Published: 4 October 2019
Last updated: 5 April 2024
I had known about climate change for many years, of course. I went to see Al Gore’s film An Inconvenient Truth back in 2006, and remember feeling shocked and disturbed. This lasted for a few weeks, maybe months, and then it disappeared off my radar. Certainly, in recent years, I hadn’t given the issue much thought.
I was busy with a full-time job and two young children; I had no headspace, let alone time, to think about such seemingly abstract and far-away issues. And I probably thought there were plenty of good people working on this issue. Basically, I had my head in the sand.
Over the first few months that my sister and I met, I started to hear people talking not about climate change but about the climate emergency and the need to act with speed and urgency if we are to prevent an irreversible chain of catastrophic impacts that could render large parts of the planet uninhabitable, or, worst case scenario, see the extinction of humankind.
Over these months, I experienced feelings of intense fear, grief, and anger. I felt a sense of disbelief that people weren’t running around in the streets like Chicken Little shouting “the sky is falling, the sky is falling”, because the sky may not be falling, but the ice is melting, the oceans are dying and the earth is burning.
One of the key moral lessons of the Holocaust is not to be a bystander.
And then one day, the penny dropped. I was talking to the CEO of Courage to Care, an organisation in our community that does important work educating non-Jewish school students about the Holocaust. He told me that their focus was not on the events of the Holocaust, but on one of its the key moral lessons – not to be a bystander.
They usually talk to students about not being a bystander to racism or even the bullying they see in the school yard. As we were talking, it occurred to me that climate change is the greatest catastrophe confronting humankind, yet so many of us are standing by, letting it happen.
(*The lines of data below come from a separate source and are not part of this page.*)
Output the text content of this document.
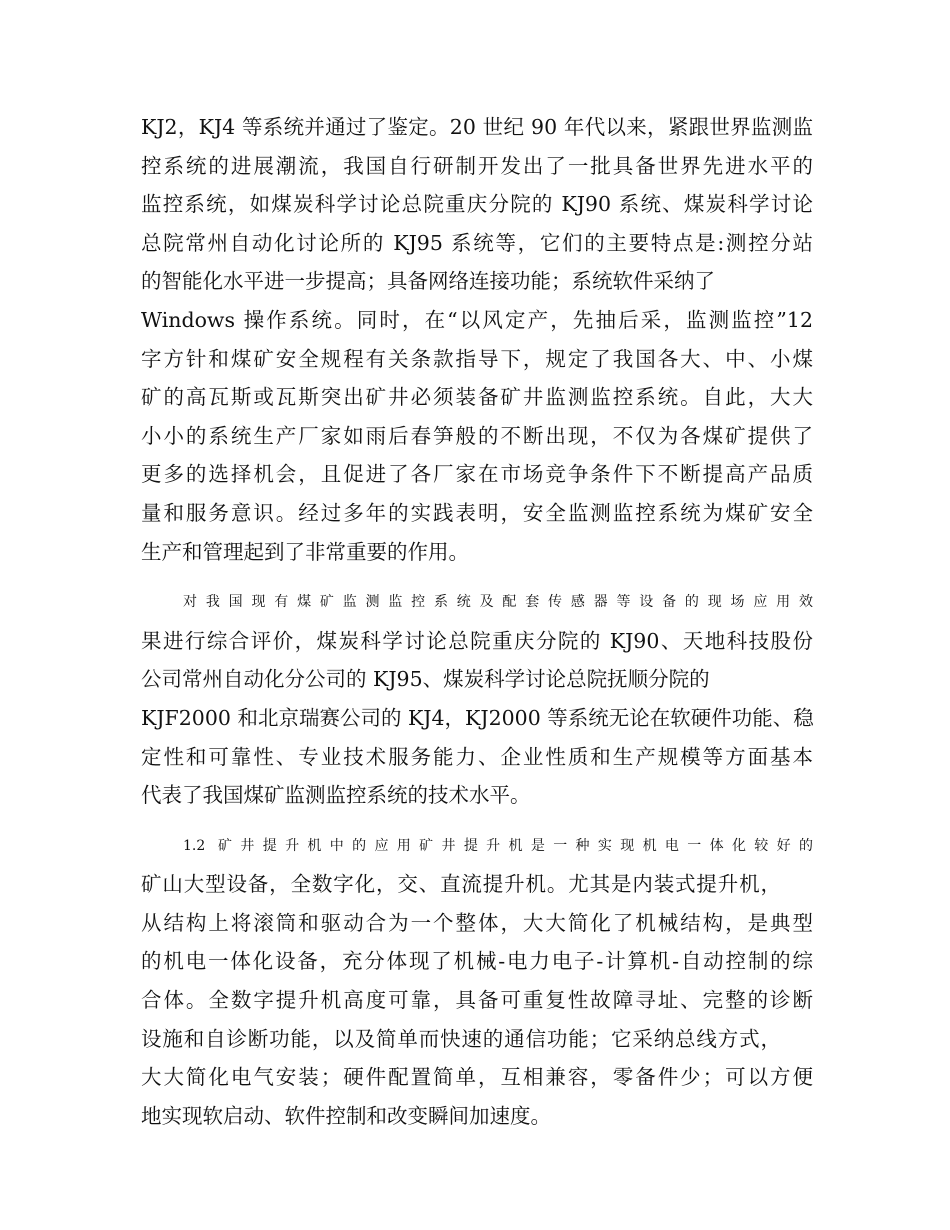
KJ2，KJ4 等系统并通过了鉴定。20 世纪 90 年代以来，紧跟世界监测监
控系统的进展潮流，我国自行研制开发出了一批具备世界先进水平的
监控系统，如煤炭科学讨论总院重庆分院的 KJ90 系统、煤炭科学讨论
总院常州自动化讨论所的 KJ95 系统等，它们的主要特点是:测控分站
的智能化水平进一步提高；具备网络连接功能；系统软件采纳了
Windows 操作系统。同时，在“以风定产，先抽后采，监测监控”12
字方针和煤矿安全规程有关条款指导下，规定了我国各大、中、小煤
矿的高瓦斯或瓦斯突出矿井必须装备矿井监测监控系统。自此，大大
小小的系统生产厂家如雨后春笋般的不断出现，不仅为各煤矿提供了
更多的选择机会，且促进了各厂家在市场竞争条件下不断提高产品质
量和服务意识。经过多年的实践表明，安全监测监控系统为煤矿安全
生产和管理起到了非常重要的作用。
对我国现有煤矿监测监控系统及配套传感器等设备的现场应用效
果进行综合评价，煤炭科学讨论总院重庆分院的 KJ90、天地科技股份
公司常州自动化分公司的 KJ95、煤炭科学讨论总院抚顺分院的
KJF2000 和北京瑞赛公司的 KJ4，KJ2000 等系统无论在软硬件功能、稳
定性和可靠性、专业技术服务能力、企业性质和生产规模等方面基本
代表了我国煤矿监测监控系统的技术水平。
1.2 矿井提升机中的应用矿井提升机是一种实现机电一体化较好的
矿山大型设备，全数字化，交、直流提升机。尤其是内装式提升机，
从结构上将滚筒和驱动合为一个整体，大大简化了机械结构，是典型
的机电一体化设备，充分体现了机械-电力电子-计算机-自动控制的综
合体。全数字提升机高度可靠，具备可重复性故障寻址、完整的诊断
设施和自诊断功能，以及简单而快速的通信功能；它采纳总线方式，
大大简化电气安装；硬件配置简单，互相兼容，零备件少；可以方便
地实现软启动、软件控制和改变瞬间加速度。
We are being bystanders.
I thought about my kids, 20 years from now, looking at me and asking, “Twenty years ago when the world still could have done something, everyone knew what was happening. You knew what was happening. What did you do?” It felt unbearable to me to imagine saying to them, “I did nothing. I just carried on life as it had always been.” It became clear to me that I was not going to be a bystander.
With a background as an educator and public speaker, I decided to do what I did best. Together with my sister, I developed an interactive presentation aimed at raising awareness about climate change, initially among our personal and professional networks. We wanted to take them on the same journey to “awakening” that we had been on.
In March, we invited 14 friends and colleagues to my home to participate in our first session. Among the attendees were four people who had been engaged with the issue for far longer than me and had been thinking about doing something to mobilise the Jewish community. We decided to form the Jewish Climate Action Group, with the aim of raising awareness and inspiring action in the Jewish community.
Jewish philanthropy is helping to solve many of our social problems and are great benefactors to arts and culture. However, climate change is a societal issue that we are not engaging with in a significant way.
So why a Jewish climate group? Eytan Lenko, one of the group’s co-founders, wrote in a recent op-ed piece in the Australian Jewish News: “Australia’s Jewish community is one of the most engaged and organised in the country. We have strong institutions that get involved in national issues such as marriage equality, refugees and the rise of racism.
“Many of us individually volunteer with our schools, synagogues, sporting clubs and the care of our elderly. Jewish philanthropy is helping to solve many of our social problems and are great benefactors to arts and culture. However, climate change is a societal issue that we are not engaging with in a significant way.”
The Jewish Climate Action Group is working to change that. We have run numerous sessions, adapted from the one I developed with my sister, for small groups in people’s home, raising awareness about the climate emergency and providing a Jewish perspective on the importance of taking personal responsibility and action.
In May, we held an event attended by over 200 people and called on the Jewish community to “vote climate” in the federal election; to add climate policy to the mix of issues they would take into consideration when deciding who to vote for.
That election saw a party returned to power with climate policies that were rated four out of 100 by the Australian Conservation Foundation. Despite this, we are determined to keep moving forward.
We have plans to evolve our group into a small but potent professional organisation that will harness the social capital and philanthropic culture of the Jewish community to create a powerful movement advocating for and acting against climate change.